Riot Games will pay a $100 million settlement for gender discrimination lawsuit


Samriddha Saha


Dec, 29.2021

Riot Games, the company behind popular games like Valorant and League of Legends is compelled to pay $100 million to resolve a class-action gender discrimination case. The payout is ten times what the corporation had agreed to pay in the first place.

Riot is compelled to pay $10 million to thousands of class members when the California Department of Fair Employment and Housing (DFEH) and the Division of Labor Standards Enforcement (DLSE) intervened to oppose the settlement in 2019. Instead, the two-state governments proposed that Riot be fined up to $400 million for its labor violations.

Former Riot employees Melanie McCracken and Jes Negrón filed the first complaint in 2018, following a Kotaku story detailing systemic sexism and gender-based discrimination within the firm.

The majority of the $80 million settlement will go to women who have worked with Riot since November 2014, either currently or previously. According to the DFEH, at least 2,365 people, including contract workers, are eligible to receive a portion of the settlement. The remaining $20 million will be paid in attorney fees and "other miscellaneous charges," according to Riot.
Former Riot artist Gabriela Downie said, "Announcing one's truth is the singularity that changes everything in the struggle for equality." "I'm grateful to the other Riot women who stood up with me, as well as all the Rioters who backed our efforts to demand equal pay and treatment for women. It takes courage to stand up against oppression and sadness, but the right people will hear you and help you."

Riot consented to "significant systemic adjustments" in addition to the $100 million compensation, including a three-year "female equity audit" of salary, promotions, and assignments by an outside expert. Riot has committed to set aside $6 million per year for the next three years, for a total of $18 million, to fund diversity programs and pay equity adjustments.

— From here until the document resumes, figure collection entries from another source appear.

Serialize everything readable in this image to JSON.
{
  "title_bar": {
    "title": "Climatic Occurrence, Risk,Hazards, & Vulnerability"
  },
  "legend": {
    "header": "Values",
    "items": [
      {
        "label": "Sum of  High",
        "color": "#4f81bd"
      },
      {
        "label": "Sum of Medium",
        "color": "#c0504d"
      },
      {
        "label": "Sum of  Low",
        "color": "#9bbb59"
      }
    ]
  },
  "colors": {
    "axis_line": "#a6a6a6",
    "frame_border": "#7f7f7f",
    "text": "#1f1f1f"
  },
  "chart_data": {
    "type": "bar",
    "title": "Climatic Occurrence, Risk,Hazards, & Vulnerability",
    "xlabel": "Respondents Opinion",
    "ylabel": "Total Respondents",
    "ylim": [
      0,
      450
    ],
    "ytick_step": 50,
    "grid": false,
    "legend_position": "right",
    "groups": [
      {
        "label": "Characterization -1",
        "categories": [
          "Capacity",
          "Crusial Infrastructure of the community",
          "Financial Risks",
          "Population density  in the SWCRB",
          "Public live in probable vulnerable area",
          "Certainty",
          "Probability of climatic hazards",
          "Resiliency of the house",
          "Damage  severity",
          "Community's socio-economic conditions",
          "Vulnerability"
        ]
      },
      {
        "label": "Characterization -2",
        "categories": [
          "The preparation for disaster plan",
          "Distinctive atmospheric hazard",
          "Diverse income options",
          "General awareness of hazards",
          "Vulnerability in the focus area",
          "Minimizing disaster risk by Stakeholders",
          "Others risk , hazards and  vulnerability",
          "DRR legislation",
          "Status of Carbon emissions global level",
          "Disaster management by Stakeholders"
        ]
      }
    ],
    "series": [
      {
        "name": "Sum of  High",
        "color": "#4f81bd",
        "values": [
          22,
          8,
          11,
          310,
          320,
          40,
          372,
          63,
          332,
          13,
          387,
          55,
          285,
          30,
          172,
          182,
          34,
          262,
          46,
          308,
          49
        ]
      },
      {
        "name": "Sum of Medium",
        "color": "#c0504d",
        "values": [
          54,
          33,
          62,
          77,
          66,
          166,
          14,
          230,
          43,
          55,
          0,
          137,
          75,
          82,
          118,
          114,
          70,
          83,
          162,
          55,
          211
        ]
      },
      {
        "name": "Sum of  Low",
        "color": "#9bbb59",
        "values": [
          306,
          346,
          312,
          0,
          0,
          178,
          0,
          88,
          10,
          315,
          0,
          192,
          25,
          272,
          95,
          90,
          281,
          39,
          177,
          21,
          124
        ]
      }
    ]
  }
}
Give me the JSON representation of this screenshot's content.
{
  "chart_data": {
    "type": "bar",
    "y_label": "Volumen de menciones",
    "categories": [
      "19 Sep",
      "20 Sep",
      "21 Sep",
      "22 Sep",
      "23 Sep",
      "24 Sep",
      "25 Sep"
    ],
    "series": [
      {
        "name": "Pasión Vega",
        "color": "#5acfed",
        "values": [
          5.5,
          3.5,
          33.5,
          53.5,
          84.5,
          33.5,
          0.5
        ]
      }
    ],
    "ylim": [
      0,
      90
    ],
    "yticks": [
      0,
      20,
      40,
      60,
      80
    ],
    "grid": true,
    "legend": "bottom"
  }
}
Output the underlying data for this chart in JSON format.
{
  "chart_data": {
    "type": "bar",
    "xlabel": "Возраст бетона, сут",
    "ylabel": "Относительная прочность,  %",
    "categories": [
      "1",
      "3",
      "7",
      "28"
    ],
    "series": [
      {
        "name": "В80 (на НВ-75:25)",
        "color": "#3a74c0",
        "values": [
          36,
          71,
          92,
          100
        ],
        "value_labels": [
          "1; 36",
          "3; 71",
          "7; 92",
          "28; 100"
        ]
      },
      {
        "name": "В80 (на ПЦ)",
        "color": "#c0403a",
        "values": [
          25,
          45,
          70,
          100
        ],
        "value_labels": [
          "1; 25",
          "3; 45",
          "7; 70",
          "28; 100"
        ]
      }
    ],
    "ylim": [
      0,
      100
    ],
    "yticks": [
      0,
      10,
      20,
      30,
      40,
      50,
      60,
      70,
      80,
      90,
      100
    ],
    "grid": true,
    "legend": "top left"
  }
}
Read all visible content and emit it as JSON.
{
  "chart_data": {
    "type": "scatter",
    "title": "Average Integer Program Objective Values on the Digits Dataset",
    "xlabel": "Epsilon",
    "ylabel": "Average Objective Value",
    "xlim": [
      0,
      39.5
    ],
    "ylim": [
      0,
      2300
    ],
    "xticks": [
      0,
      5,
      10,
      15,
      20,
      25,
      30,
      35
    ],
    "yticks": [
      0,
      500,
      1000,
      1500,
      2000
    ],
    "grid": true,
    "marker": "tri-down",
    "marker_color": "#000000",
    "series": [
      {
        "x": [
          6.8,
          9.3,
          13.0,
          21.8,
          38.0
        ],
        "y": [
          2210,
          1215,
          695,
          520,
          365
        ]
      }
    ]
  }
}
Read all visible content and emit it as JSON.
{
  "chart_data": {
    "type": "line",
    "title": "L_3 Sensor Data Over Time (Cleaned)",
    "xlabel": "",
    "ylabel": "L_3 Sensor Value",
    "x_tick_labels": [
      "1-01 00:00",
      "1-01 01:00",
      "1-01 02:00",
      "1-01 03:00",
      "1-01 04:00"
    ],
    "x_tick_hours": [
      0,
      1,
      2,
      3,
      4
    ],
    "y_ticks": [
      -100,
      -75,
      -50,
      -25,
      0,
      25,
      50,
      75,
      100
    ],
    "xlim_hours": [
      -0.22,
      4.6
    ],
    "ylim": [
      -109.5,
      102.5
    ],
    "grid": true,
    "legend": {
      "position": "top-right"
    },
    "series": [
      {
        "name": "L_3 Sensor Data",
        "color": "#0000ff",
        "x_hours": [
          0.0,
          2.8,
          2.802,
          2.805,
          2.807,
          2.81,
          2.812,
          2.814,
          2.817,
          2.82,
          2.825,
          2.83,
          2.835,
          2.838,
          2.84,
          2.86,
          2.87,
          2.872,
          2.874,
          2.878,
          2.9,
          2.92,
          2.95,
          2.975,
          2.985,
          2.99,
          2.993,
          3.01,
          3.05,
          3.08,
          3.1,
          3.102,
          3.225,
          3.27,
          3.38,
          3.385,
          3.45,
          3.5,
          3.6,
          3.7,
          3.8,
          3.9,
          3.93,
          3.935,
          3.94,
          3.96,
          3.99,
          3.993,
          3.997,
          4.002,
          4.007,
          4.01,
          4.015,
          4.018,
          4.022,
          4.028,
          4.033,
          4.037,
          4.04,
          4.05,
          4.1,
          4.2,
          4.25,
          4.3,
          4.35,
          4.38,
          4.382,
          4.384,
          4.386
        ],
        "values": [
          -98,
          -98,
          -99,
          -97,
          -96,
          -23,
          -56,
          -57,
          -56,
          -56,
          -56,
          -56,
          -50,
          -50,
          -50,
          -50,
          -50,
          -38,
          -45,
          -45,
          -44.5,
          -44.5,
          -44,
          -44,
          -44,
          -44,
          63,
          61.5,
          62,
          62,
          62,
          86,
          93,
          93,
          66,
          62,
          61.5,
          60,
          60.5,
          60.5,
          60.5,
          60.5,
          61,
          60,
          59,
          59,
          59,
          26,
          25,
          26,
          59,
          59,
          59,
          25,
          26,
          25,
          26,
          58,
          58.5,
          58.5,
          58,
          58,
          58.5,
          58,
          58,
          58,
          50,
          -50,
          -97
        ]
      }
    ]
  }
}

Riot intends to "lead by example in bringing more accountability and equity to the gaming industry," according to a statement released by the company. The complete statement from Riot is as follows:

Riot was at the center of reckoning in our industry three years ago. We had to admit that, despite our best efforts, we hadn't always followed through on our ideals. We were at a fork in the road as a company; we could either deny our culture's flaws or apologise, reverse course, and build a better Riot. We went with the latter option. Every Rioter who has strived to establish a culture where inclusivity is the norm, where we're sincerely committed to fairness and equality, and where embracing diversity stimulates creativity and innovation deserves our deepest gratitude.

While we should be pleased with how far we've gone since 2018, we must also accept responsibility for the mistakes we've made in the past. We hope that this agreement adequately recognizes people who had poor experiences at Riot and indicates our commitment to leading by example in bringing more accountability and equality to the gaming industry.

Sharon O'Donnell, a former Riot executive assistant, filed a second gender discrimination and wrongful termination complaint in 2021. O'Donnell claimed in it that she was fired by CEO Nicolo Laurent after she reported him to human resources.
The video game industry is still dealing with sexism and workplace misbehavior as part of its "reckoning." Activision Blizzard, Ubisoft, and Sony Interactive Entertainment have all been accused of discriminating against women and minorities. Following their own DFEH probe, Activision Blizzard was hit with a slew of lawsuits. Smaller studios, such as Fullbright, the developer of Gone Home, and Scavengers Studio, the developer of Season, have also been accused of the same thing. Workers' solidarity has grown as a result of these charges, with walkouts, strikes, unionization, and other measures.

Riot employee Gina Cruz Rivera issued a statement through lawyers saying, "To the rest in our industry, keep speaking up and pushing for responsibility." "Your input is important, and by working together, we can make this business safer and more inclusive for all."